For the real-world datasets, we benchmark the ability of each method to learn models with low error and low complexity.
For the synthetic problems, we assess each method's ability to find exact solutions in the presence of varying levels of noise.
- Score: 5.285811942108162
- License: http://creativecommons.org/licenses/by-nc-sa/4.0/
- Abstract: Many promising approaches to symbolic regression have been presented in
recent years, yet progress in the field continues to suffer from a lack of
uniform, robust, and transparent benchmarking standards. In this paper, we
address this shortcoming by introducing an open-source, reproducible
benchmarking platform for symbolic regression. We assess 14 symbolic regression
methods and 7 machine learning methods on a set of 252 diverse regression
problems. Our assessment includes both real-world datasets with no known model
form as well as ground-truth benchmark problems, including physics equations
and systems of ordinary differential equations.
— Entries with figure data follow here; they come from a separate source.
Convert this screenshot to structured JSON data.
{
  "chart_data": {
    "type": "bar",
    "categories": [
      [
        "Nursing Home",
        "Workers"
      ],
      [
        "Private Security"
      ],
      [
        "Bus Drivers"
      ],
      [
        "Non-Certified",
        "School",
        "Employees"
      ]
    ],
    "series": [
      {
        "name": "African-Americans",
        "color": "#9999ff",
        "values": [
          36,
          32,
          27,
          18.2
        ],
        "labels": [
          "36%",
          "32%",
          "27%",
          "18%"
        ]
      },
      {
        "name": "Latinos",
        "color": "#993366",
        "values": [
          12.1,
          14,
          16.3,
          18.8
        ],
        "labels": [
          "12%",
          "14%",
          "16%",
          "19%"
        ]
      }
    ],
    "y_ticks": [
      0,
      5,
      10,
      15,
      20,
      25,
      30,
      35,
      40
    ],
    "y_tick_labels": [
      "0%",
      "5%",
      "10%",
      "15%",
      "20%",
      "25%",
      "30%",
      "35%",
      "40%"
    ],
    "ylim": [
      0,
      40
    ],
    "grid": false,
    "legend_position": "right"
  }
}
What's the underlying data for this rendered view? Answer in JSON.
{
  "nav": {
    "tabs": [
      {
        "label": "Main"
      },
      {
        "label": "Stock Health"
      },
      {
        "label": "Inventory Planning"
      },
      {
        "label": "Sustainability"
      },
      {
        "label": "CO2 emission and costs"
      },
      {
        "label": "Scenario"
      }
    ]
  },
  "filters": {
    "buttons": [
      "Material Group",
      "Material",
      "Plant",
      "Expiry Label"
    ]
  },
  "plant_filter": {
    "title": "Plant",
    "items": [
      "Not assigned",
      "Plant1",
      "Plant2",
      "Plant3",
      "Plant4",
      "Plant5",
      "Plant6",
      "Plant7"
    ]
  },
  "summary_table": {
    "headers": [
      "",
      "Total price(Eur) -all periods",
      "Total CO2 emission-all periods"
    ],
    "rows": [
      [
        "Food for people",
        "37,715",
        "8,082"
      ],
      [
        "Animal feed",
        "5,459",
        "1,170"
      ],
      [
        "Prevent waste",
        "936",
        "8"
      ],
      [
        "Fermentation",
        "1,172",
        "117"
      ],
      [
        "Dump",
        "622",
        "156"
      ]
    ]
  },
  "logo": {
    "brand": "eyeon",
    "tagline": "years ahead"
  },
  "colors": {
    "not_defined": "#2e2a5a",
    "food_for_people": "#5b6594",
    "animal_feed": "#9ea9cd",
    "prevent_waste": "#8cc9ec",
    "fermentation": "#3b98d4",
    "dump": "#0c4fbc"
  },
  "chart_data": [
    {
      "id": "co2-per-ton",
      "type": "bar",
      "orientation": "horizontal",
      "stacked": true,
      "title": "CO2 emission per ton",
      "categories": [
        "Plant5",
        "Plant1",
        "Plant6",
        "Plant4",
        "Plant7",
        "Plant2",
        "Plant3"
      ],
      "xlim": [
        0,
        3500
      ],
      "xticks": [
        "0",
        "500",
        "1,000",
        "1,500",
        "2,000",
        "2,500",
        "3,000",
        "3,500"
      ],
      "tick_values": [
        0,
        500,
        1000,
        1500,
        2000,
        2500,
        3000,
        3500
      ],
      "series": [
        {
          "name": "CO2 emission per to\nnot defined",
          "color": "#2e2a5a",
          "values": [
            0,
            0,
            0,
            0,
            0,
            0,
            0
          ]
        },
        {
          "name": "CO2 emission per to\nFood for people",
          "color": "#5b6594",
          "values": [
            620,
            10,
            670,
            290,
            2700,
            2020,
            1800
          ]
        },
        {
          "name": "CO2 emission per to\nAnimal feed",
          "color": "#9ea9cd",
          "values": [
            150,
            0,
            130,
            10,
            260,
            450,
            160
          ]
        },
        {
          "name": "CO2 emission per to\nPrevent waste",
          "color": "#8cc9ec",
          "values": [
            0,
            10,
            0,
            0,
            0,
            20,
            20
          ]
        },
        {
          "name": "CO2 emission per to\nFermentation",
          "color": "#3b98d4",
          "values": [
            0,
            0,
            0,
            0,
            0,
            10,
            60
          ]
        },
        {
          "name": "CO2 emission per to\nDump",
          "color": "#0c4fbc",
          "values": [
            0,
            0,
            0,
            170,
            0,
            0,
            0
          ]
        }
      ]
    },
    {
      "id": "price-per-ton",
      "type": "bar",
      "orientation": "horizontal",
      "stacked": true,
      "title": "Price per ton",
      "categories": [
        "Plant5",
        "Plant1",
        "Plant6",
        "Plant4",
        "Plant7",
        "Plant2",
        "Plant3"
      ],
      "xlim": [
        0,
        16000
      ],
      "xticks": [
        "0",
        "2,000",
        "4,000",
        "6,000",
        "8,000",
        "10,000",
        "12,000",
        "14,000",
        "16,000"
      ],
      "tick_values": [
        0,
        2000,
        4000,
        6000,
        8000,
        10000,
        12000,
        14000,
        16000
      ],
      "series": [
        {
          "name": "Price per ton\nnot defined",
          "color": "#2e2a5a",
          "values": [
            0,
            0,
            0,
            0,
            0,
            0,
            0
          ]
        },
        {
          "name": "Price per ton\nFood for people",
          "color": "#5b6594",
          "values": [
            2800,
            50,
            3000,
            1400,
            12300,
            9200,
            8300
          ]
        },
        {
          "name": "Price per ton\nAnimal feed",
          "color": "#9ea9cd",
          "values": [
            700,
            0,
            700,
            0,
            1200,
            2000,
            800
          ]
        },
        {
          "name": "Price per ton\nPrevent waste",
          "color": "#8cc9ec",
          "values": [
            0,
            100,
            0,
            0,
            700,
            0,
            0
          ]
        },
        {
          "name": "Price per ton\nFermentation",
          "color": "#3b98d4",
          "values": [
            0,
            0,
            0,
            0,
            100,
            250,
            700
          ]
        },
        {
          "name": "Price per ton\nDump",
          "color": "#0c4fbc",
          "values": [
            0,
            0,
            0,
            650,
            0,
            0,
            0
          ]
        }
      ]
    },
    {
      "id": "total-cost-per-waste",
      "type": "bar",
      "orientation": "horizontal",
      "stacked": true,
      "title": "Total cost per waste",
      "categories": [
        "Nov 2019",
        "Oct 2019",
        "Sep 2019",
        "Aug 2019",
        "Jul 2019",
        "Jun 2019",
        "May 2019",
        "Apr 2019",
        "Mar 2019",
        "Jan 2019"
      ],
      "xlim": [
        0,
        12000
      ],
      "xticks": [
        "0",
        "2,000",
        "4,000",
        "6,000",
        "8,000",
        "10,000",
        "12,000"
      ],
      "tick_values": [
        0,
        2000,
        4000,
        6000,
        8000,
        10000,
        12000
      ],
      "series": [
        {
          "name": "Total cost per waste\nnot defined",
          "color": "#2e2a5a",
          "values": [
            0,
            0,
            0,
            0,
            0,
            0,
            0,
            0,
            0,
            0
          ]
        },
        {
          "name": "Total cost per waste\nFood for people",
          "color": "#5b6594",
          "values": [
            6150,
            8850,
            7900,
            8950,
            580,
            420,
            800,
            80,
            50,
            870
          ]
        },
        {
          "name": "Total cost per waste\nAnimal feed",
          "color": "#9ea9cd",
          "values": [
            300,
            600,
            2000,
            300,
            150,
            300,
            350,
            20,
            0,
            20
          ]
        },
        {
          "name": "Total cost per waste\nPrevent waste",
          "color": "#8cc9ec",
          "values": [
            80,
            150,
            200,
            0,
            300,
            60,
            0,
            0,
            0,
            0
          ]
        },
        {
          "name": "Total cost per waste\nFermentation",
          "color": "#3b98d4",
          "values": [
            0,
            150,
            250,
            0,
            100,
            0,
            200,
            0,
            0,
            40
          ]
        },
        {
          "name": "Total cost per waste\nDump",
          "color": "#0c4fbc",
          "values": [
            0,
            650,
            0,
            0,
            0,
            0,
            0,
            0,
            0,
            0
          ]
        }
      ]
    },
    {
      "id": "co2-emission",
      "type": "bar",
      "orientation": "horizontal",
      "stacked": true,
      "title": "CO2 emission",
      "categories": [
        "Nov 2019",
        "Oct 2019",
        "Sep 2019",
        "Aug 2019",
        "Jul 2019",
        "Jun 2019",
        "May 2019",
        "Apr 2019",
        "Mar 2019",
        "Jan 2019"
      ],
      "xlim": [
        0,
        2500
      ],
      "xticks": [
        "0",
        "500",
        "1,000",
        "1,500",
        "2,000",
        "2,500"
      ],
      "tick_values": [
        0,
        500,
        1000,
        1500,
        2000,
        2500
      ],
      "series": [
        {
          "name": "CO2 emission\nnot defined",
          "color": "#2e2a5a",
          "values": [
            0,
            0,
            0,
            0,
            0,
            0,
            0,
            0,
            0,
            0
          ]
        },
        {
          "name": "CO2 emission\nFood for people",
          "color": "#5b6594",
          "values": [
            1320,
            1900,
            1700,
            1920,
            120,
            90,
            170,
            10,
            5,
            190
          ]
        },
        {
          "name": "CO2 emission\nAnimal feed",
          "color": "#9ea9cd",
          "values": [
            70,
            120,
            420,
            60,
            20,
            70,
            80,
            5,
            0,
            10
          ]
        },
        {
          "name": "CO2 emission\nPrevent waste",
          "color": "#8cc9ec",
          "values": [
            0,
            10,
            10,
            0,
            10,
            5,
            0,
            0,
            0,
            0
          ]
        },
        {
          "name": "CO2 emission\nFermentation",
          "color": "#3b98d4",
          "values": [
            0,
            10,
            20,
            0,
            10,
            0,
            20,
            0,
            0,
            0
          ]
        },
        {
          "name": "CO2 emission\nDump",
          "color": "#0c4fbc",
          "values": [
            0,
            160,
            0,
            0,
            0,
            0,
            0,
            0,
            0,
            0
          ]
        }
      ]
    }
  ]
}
For the real-world datasets, we
benchmark the ability of each method to learn models with low error and low
complexity relative to state-of-the-art machine learning methods. For the
synthetic problems, we assess each method's ability to find exact solutions in
the presence of varying levels of noise. Under these controlled experiments, we
conclude that the best performing methods for real-world regression combine
genetic algorithms with parameter estimation and/or semantic search drivers.
When tasked with recovering exact equations in the presence of noise, we find
that deep learning and genetic algorithm-based approaches perform similarly. We
provide a detailed guide to reproducing this experiment and contributing new
methods, and encourage other researchers to collaborate with us on a common and
living symbolic regression benchmark.